Kallistos Ware (1934 - 2022)

Ash Wednesday, 2025

I think the Ash Wednesday service is one of the year’s most moving for me – there’s nothing like a quiet room full of people of all ages with ashes on our heads. The realization that soon, none of us will be here. For me, it makes the present moment electric, charged somehow with a sense of tenderness and reverence, and an unspoken awareness that our brief lives are precious, and it is a privilege to care for each other while we can. For me, there’s nothing quite like Ash Wednesday. There’s a sense of presence in it for me, the Presence of God, Holiness, the Divine.

For forty years now on Ash Wednesday, I have put ashes on the foreheads of elderly people, middle-aged people, young adults, youth, and even infants in their mothers’ arms, saying to each one, “Remember that you are dust, and to dust you shall return.”

When I put the ashes on babies, I sometimes wonder what are their mothers and fathers seeing and feeling? When I mark the foreheads of the elderly, what are their spouses, children, and grandchildren experiencing? What I know is that with each thumb-imprinted cross on the forehead, “Remember that you are dust, and to dust you shall return,” something is awakened in me, and I’m sure in them.

I wonder if with each smudge of ashes I might as well use that familiar blessing I’ve often used, “Life is short, and we do not have much time to gladden the hearts of those who are traveling the journey with us. So, be swift to love, and make haste to be kind.”

I have also blessed, baptized, and anointed babies in the Neonatal Intensive Care, just before they died. I’ve done the same for elderly people in the hospital, as well as young adults and middle-aged folks, after an illness or accident, just before life supports were removed. And all the while, the parents of the babies and loved ones of the elderly and the young, all stood around the one being anointed, holding each other, with a love so intense that it could only be expressed in tears and a final embrace. It produces an ache, a longing, and a resolve to use every last second and every fiber of one’s being to express what is bursting from one’s heart.

The poet Wallace Stevens once said, “Death is the mother of beauty.” But I wonder if death is really just the revealer of beauty. The revealer of a beauty and love that have been with us all along, just hidden beneath our daily worries, distractions, and busyness, so that we don’t have time to notice the most powerful thing within us.
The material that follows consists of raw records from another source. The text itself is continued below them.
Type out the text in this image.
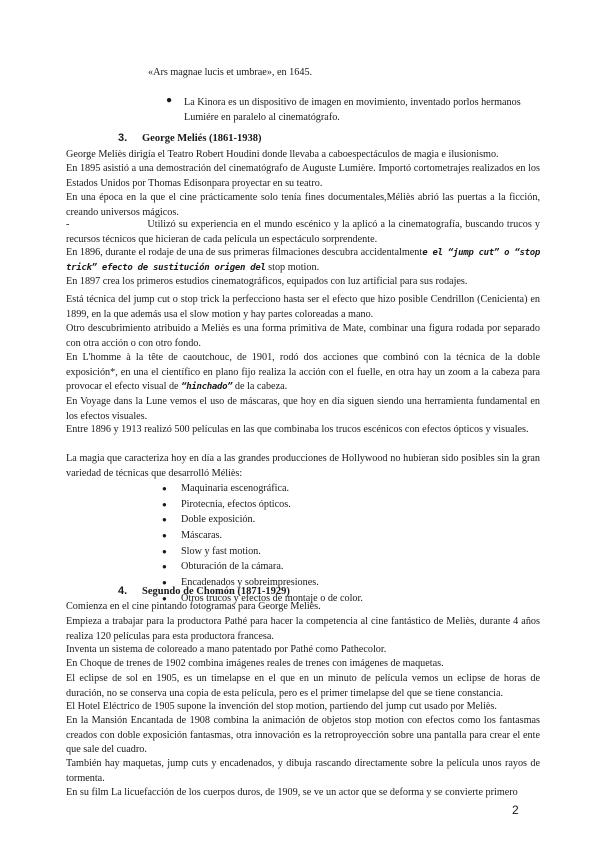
«Ars magnae lucis et umbrae», en 1645.
● La Kinora es un dispositivo de imagen en movimiento, inventado porlos hermanos Lumiére en paralelo al cinematógrafo.
3. George Meliés (1861-1938)

George Meliès dirigía el Teatro Robert Houdini donde llevaba a caboespectáculos de magia e ilusionismo.

En 1895 asistió a una demostración del cinematógrafo de Auguste Lumière. Importó cortometrajes realizados en los Estados Unidos por Thomas Edisonpara proyectar en su teatro.

En una época en la que el cine prácticamente solo tenía fines documentales,Méliès abrió las puertas a la ficción, creando universos mágicos.

-	Utilizó su experiencia en el mundo escénico y la aplicó a la cinematografía, buscando trucos y recursos técnicos que hicieran de cada película un espectáculo sorprendente.
En 1896, durante el rodaje de una de sus primeras filmaciones descubra accidentalmente el “jump cut” o “stop trick” efecto de sustitución origen del stop motion.

En 1897 crea los primeros estudios cinematográficos, equipados con luz artificial para sus rodajes.

Está técnica del jump cut o stop trick la perfecciono hasta ser el efecto que hizo posible Cendrillon (Cenicienta) en 1899, en la que además usa el slow motion y hay partes coloreadas a mano.

Otro descubrimiento atribuido a Meliès es una forma primitiva de Mate, combinar una figura rodada por separado con otra acción o con otro fondo.

En L'homme à la tête de caoutchouc, de 1901, rodó dos acciones que combinó con la técnica de la doble exposición*, en una el científico en plano fijo realiza la acción con el fuelle, en otra hay un zoom a la cabeza para provocar el efecto visual de “hinchado” de la cabeza.

En Voyage dans la Lune vemos el uso de máscaras, que hoy en día siguen siendo una herramienta fundamental en los efectos visuales.

Entre 1896 y 1913 realizó 500 películas en las que combinaba los trucos escénicos con efectos ópticos y visuales.

La magia que caracteriza hoy en día a las grandes producciones de Hollywood no hubieran sido posibles sin la gran variedad de técnicas que desarrolló Méliès:

● Maquinaria escenográfica.
● Pirotecnia, efectos ópticos.
● Doble exposición.
● Máscaras.
● Slow y fast motion.
● Obturación de la cámara.
● Encadenados y sobreimpresiones.
● Otros trucos y efectos de montaje o de color.
4. Segundo de Chomón (1871-1929)

Comienza en el cine pintando fotogramas para George Meliès.

Empieza a trabajar para la productora Pathé para hacer la competencia al cine fantástico de Meliès, durante 4 años realiza 120 películas para esta productora francesa.

Inventa un sistema de coloreado a mano patentado por Pathé como Pathecolor.

En Choque de trenes de 1902 combina imágenes reales de trenes con imágenes de maquetas.

El eclipse de sol en 1905, es un timelapse en el que en un minuto de película vemos un eclipse de horas de duración, no se conserva una copia de esta película, pero es el primer timelapse del que se tiene constancia.

El Hotel Eléctrico de 1905 supone la invención del stop motion, partiendo del jump cut usado por Meliès.

En la Mansión Encantada de 1908 combina la animación de objetos stop motion con efectos como los fantasmas creados con doble exposición fantasmas, otra innovación es la retroproyección sobre una pantalla para crear el ente que sale del cuadro.

También hay maquetas, jump cuts y encadenados, y dibuja rascando directamente sobre la película unos rayos de tormenta.

En su film La licuefacción de los cuerpos duros, de 1909, se ve un actor que se deforma y se convierte primero

2
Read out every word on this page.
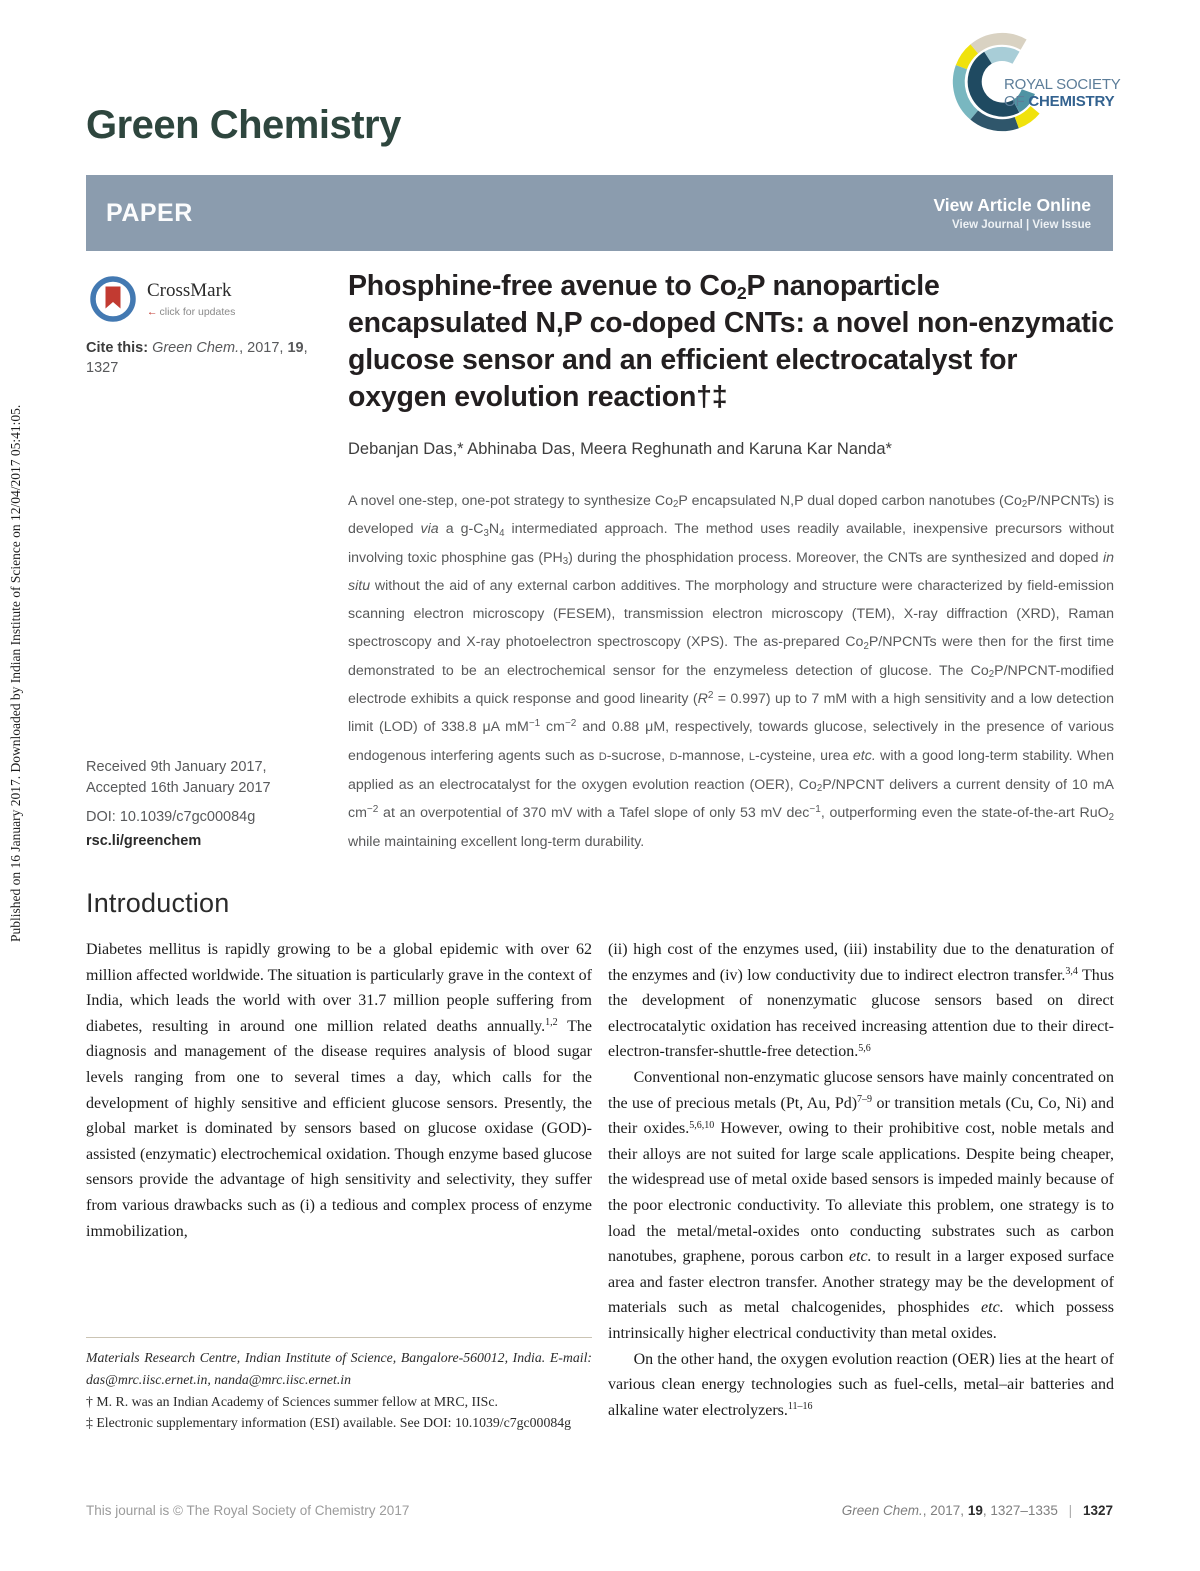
Published on 16 January 2017. Downloaded by Indian Institute of Science on 12/04/2017 05:41:05.
Green Chemistry
ROYAL SOCIETY
OF CHEMISTRY
PAPER	View Article Online
View Journal | View Issue
CrossMark
← click for updates
Cite this: Green Chem., 2017, 19, 1327
Phosphine-free avenue to $Co_2P$ nanoparticle encapsulated N,P co-doped CNTs: a novel non-enzymatic glucose sensor and an efficient electrocatalyst for oxygen evolution reaction†‡
Debanjan Das,* Abhinaba Das, Meera Reghunath and Karuna Kar Nanda*
A novel one-step, one-pot strategy to synthesize $Co_2P$ encapsulated N,P dual doped carbon nanotubes $(Co_2P/NPCNTs)$ is developed via a $g-C_3N_4$ intermediated approach. The method uses readily available, inexpensive precursors without involving toxic phosphine gas $(PH_3)$ during the phosphidation process. Moreover, the CNTs are synthesized and doped in situ without the aid of any external carbon additives. The morphology and structure were characterized by field-emission scanning electron microscopy (FESEM), transmission electron microscopy (TEM), X-ray diffraction (XRD), Raman spectroscopy and X-ray photoelectron spectroscopy (XPS). The as-prepared $Co_2P$/NPCNTs were then for the first time demonstrated to be an electrochemical sensor for the enzymeless detection of glucose. The $Co_2P/NPCNT$-modified electrode exhibits a quick response and good linearity $(R^2 = 0.997)$ up to 7 mM with a high sensitivity and a low detection limit (LOD) of 338.8 μA $mM^{-1}$ $cm^{-2}$ and 0.88 μM, respectively, towards glucose, selectively in the presence of various endogenous interfering agents such as D-sucrose, D-mannose, L-cysteine, urea etc. with a good long-term stability. When applied as an electrocatalyst for the oxygen evolution reaction (OER), $Co_2P$/NPCNT delivers a current density of 10 mA $cm^{-2}$ at an overpotential of 370 mV with a Tafel slope of only 53 mV dec$^{-1}$, outperforming even the state-of-the-art RuO$_2$ while maintaining excellent long-term durability.
Received 9th January 2017,
Accepted 16th January 2017
DOI: 10.1039/c7gc00084g
rsc.li/greenchem
Introduction

Diabetes mellitus is rapidly growing to be a global epidemic with over 62 million affected worldwide. The situation is particularly grave in the context of India, which leads the world with over 31.7 million people suffering from diabetes, resulting in around one million related deaths annually.$^{1,2}$ The diagnosis and management of the disease requires analysis of blood sugar levels ranging from one to several times a day, which calls for the development of highly sensitive and efficient glucose sensors. Presently, the global market is dominated by sensors based on glucose oxidase (GOD)-assisted (enzymatic) electrochemical oxidation. Though enzyme based glucose sensors provide the advantage of high sensitivity and selectivity, they suffer from various drawbacks such as (i) a tedious and complex process of enzyme immobilization,

(ii) high cost of the enzymes used, (iii) instability due to the denaturation of the enzymes and (iv) low conductivity due to indirect electron transfer.$^{3,4}$ Thus the development of nonenzymatic glucose sensors based on direct electrocatalytic oxidation has received increasing attention due to their direct-electron-transfer-shuttle-free detection.$^{5,6}$

Conventional non-enzymatic glucose sensors have mainly concentrated on the use of precious metals (Pt, Au, Pd)$^{7-9}$ or transition metals (Cu, Co, Ni) and their oxides.$^{5,6,10}$ However, owing to their prohibitive cost, noble metals and their alloys are not suited for large scale applications. Despite being cheaper, the widespread use of metal oxide based sensors is impeded mainly because of the poor electronic conductivity. To alleviate this problem, one strategy is to load the metal/metal-oxides onto conducting substrates such as carbon nanotubes, graphene, porous carbon etc. to result in a larger exposed surface area and faster electron transfer. Another strategy may be the development of materials such as metal chalcogenides, phosphides etc. which possess intrinsically higher electrical conductivity than metal oxides.

On the other hand, the oxygen evolution reaction (OER) lies at the heart of various clean energy technologies such as fuel-cells, metal–air batteries and alkaline water electrolyzers.$^{11-16}$

Materials Research Centre, Indian Institute of Science, Bangalore-560012, India. E-mail: das@mrc.iisc.ernet.in, nanda@mrc.iisc.ernet.in
† M. R. was an Indian Academy of Sciences summer fellow at MRC, IISc.
‡ Electronic supplementary information (ESI) available. See DOI: 10.1039/c7gc00084g
This journal is © The Royal Society of Chemistry 2017	Green Chem., 2017, 19, 1327–1335 | 1327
But then we see the ashes, we hear the word, “remember….” Then the most important truth, the Presence, our soul, it all wells up and causes us to hold each other, and if we speak, it’s only to say only what is necessary: “I love you,” “Thank you,” “You mean everything to me.” Things we could choose to say to each other at any time.

Maybe Ash Wednesday and the season of Lent are intended to be the revealers of this hidden but ever-present beauty and love that is always within each of us, just hidden or covered up much of the time. Maybe the smudge of ashes reveals the Way, the Truth, and the Life, the Presence that can suddenly produce that ache, that longing, that resolve to devote ourselves to the one thing that matters most, to express our gratitude for this world, our love for the people who are traveling the journey with us, and our awe and wonder for this one precious life we have together.